In "Encino Man," Dave (Sean Astin) and Stoney (Pauly Shore) discover a caveman frozen in ice while trying to dig a pool in Dave's parents' backyard. They drag the massive ice block into the garage to melt it, and later, caveman Link (Fraser) crashes out of it and starts living with Dave and going to high school. Most of the movie is a goofy comedy with a budget focused on paying its stars, but it turns out that building that giant block of ice was also extremely expensive. Like, almost hilariously expensive, brah.

Realism isn't always better

In an Entertainment Weekly behind-the-scenes scoop from 1992, Dennis Dion, the film's special-effects coordinator, explained just how much money and effort went into creating a giant block of ice that could be broken apart for the scene. "The Cube," as they called it, was a 2,500-pound chunk of ice with a dummy version of Fraser inside. The first few attempts at making the ice block were fruitless as the team realized that real ice gets foggy when frozen, so Dion set about creating ice in a way that would still be clear. It took him nearly three months of experimenting using ionized water, slow freezing, and air compressors to remove bubbles, and he finally created his giant ice cube with a fake caveman inside. The only problem? The Cube cost $50,000 of the film's $7 million dollar budget. The scene lasts for about 30 seconds, and The Cube would be no more. 
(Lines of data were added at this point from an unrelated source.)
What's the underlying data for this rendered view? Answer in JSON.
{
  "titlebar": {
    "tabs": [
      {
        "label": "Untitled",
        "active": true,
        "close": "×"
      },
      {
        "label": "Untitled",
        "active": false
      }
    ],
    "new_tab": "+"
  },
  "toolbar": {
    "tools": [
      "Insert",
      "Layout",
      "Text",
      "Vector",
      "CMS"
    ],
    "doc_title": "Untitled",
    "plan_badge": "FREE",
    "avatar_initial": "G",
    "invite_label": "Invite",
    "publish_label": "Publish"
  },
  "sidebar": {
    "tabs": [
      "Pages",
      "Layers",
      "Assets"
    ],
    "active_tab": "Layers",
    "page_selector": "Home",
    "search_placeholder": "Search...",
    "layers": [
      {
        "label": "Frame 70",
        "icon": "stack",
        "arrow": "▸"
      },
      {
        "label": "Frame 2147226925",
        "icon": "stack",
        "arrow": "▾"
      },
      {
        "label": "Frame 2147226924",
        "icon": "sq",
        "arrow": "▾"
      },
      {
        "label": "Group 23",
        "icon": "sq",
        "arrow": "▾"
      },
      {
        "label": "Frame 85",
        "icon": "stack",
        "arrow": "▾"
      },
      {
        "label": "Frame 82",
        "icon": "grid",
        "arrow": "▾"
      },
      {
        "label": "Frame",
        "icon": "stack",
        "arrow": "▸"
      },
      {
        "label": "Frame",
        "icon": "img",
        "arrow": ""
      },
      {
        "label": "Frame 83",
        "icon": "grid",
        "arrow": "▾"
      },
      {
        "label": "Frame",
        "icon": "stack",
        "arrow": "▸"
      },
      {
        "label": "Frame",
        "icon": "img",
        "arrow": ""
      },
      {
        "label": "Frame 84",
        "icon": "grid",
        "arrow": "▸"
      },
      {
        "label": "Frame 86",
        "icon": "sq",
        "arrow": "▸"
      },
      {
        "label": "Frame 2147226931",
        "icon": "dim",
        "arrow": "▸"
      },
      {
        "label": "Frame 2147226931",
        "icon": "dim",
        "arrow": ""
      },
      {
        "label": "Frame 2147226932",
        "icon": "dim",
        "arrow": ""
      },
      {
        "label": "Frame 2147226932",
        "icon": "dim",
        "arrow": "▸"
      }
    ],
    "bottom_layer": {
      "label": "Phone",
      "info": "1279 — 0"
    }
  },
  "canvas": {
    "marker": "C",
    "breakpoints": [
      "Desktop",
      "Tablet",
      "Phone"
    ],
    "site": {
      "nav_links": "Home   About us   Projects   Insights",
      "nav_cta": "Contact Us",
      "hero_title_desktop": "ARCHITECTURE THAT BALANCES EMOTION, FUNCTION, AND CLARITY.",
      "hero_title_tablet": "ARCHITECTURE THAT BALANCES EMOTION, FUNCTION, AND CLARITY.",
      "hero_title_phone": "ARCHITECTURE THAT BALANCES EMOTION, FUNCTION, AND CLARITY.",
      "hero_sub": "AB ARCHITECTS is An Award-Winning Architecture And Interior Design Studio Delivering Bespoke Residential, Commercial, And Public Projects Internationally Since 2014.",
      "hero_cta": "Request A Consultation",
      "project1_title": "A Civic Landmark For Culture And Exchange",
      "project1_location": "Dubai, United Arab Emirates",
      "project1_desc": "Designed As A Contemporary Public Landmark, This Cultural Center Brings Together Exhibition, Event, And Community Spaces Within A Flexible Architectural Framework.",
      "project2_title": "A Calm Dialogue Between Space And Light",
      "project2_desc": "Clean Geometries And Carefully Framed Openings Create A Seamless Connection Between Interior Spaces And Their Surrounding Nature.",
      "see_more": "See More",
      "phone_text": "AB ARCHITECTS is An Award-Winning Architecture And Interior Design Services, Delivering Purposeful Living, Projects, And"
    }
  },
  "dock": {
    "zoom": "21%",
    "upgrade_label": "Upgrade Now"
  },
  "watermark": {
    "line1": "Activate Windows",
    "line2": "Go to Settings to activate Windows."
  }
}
Perhaps the strangest part of the story is that the effect didn't work as was originally planned, and the frozen dummy inside of the cube broke in half right along with the ice. Fraser, standing nearby in his caveman costume, even muttered an "ouch," probably glad that they hadn't decided to make it even more realistic. In the end, they ended up cutting away from the ice block breaking as soon as the dummy starts to split, cutting to Fraser on the floor, sitting up in a pile of crushed ice. That's movie magic for you. Sometimes using the real thing is worse than trying to fake it entirely, and in this instance, it cost $50k and probably gave Dion his fair share of frozen fingertips. 

Shore has been trying to get an "Encino Man 2" off the ground for awhile now, so if they decide to unfreeze any more cave-people in the future, they can just use CGI.